Partout où « l’évolution sociale, » comme dit M. Spencer, fait sentir ses effets, elle tend à détruire l’équilibre entre les divers élémens qui concourent à la vie de l’individu ou de la société elle-même. L’état de chaque élément n’est déterminé que pour une faible partie par l’acte présent dont il subit l’effet ; il dépend, pour tout le reste, des actes antérieure, non-seulement de l’individu, mais de l’espèce, et de toutes les influences extérieures qui ont agi ou qui agissent actuellement sur l’espèce et sur l’individu. Un philosophe français contemporain, M. Marion, dans un livre plein d’observations aussi vraies qu’ingénieuses, a étudié au point de vue moral cette solidarité universelle qui relie entre eux et avec tout l’ensemble de la vie extérieure dans la nature entière tous les élémens et tous les états d’un même être[1]. Or cette solidarité se fait surtout sentir dans la sensibilité. Si nous sommes sous la dépendance des influences les plus multiples et les plus diverses, c’est surtout par cette faculté de jouir et de souffrir qu’affectent à la fois, sous les formes les plus variables et les plus complexes, toutes les forces intérieures ou extérieures qui agissent sur l’âme et sur le corps, au gré de toutes les inclinations héréditaires ou acquises qu’ont contribué à développer en nous les causes les plus éloignées dans la vie universelle.

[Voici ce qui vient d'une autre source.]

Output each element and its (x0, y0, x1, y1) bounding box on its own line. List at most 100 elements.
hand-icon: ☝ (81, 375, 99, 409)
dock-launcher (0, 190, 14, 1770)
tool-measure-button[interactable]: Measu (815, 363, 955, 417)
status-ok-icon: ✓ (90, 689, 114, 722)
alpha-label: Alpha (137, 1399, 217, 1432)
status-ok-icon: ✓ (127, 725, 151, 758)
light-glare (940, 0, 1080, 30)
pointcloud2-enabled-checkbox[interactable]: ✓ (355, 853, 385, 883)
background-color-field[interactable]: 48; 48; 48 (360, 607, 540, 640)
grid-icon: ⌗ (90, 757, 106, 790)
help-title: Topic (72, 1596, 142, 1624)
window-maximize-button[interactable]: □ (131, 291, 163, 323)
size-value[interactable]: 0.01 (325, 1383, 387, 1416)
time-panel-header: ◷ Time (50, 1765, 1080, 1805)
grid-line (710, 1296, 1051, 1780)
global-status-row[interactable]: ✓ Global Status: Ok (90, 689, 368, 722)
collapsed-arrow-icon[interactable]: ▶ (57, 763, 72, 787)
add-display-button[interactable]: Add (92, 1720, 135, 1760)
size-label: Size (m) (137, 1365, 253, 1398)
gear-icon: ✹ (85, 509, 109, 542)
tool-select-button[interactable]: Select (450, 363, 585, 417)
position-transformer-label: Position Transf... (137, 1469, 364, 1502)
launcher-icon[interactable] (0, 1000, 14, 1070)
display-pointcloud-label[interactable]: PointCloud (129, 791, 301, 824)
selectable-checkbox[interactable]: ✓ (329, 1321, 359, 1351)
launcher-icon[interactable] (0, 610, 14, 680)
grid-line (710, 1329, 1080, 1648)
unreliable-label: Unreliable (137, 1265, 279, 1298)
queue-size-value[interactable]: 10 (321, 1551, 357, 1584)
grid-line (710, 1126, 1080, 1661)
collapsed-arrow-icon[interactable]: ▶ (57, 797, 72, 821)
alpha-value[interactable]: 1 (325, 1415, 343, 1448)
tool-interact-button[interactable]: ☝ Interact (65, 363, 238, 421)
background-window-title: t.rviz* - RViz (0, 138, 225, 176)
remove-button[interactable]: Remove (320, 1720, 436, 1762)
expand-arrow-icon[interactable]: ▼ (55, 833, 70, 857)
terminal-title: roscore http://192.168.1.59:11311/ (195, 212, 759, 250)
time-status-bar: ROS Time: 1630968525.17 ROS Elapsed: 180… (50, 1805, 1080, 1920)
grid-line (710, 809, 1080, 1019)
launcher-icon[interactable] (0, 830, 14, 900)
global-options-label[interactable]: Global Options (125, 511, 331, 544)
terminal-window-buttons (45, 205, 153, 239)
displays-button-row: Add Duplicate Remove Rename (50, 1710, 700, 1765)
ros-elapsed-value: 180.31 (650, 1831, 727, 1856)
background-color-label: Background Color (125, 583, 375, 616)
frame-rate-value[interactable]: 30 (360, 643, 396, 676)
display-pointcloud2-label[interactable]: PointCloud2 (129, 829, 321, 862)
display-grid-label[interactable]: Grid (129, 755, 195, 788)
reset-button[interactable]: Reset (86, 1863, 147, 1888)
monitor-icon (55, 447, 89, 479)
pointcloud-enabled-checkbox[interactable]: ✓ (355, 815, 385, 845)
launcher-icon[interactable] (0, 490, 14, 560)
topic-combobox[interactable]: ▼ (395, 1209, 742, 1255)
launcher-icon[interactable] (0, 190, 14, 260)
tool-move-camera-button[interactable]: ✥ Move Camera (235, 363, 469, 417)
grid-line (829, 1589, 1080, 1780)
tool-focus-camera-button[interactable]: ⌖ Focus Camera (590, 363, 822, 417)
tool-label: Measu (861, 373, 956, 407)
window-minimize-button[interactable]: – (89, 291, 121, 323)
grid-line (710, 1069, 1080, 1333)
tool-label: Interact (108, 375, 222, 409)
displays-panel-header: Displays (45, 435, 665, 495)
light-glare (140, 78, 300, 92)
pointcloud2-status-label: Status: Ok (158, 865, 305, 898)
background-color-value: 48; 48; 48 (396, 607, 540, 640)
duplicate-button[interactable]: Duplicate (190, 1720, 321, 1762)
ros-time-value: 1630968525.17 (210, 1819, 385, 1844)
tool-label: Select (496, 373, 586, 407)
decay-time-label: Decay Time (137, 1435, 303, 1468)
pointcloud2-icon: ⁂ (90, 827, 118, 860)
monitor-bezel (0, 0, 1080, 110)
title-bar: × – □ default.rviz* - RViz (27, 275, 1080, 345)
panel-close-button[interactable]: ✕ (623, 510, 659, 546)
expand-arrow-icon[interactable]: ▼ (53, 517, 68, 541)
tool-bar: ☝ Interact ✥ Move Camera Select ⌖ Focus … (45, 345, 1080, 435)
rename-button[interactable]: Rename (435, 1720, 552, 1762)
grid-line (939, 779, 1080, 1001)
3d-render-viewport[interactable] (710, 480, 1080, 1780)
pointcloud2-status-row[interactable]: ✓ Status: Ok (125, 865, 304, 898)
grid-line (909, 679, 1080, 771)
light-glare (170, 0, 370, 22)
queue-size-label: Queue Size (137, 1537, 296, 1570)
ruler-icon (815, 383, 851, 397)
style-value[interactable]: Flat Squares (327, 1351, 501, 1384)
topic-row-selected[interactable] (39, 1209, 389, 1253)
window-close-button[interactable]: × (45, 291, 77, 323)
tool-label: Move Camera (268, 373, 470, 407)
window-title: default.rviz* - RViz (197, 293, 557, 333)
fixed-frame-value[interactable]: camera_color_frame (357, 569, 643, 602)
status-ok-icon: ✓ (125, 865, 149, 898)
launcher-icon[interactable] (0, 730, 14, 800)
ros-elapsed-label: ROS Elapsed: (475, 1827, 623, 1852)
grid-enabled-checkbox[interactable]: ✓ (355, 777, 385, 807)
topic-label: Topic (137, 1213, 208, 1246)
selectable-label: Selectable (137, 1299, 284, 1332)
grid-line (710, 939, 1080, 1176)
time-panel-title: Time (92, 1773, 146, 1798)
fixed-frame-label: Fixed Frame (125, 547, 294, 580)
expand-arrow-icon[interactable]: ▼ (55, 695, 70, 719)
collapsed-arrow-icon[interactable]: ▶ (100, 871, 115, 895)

Quel obstacle au perfectionnement ou, pour parler le langage de M. Spencer, à l’évolution progressive de l’être, s’il fallait s’assurer avant tout la satisfaction d’une faculté sur laquelle nous avons si peu d’empire ! Au prix de quels efforts ne s’achète pas le développement intellectuel, le progrès vers la vérité ! Ces efforts sont payés de la joie la plus pure quand une vérité nouvelle vient illuminer l’esprit ; mais rien de moins sûr et souvent rien de plus fugitif que cette joie. Non-seulement la vérité cherchée peut se dérober indéfiniment, mais rarement elle apparaît sans ombres, sans motifs de doute, sans quelque côté faible qui prête à des objections plus ou moins spécieuses. Les intelligences les plus hautes sont celles qui se contentent le plus difficilement, qui prévoient le mieux toutes les causes d’incertitude ou d’erreur, qui se rendent le mieux compte de tout ce qui manque à la plus belle découverte pour qu’elle reçoive tous ses développemens et conquière d’unanimes et complètes adhésions. Et ces nobles

  1. Marion, de la Solidarité morale ; Essai de psychologie appliquée.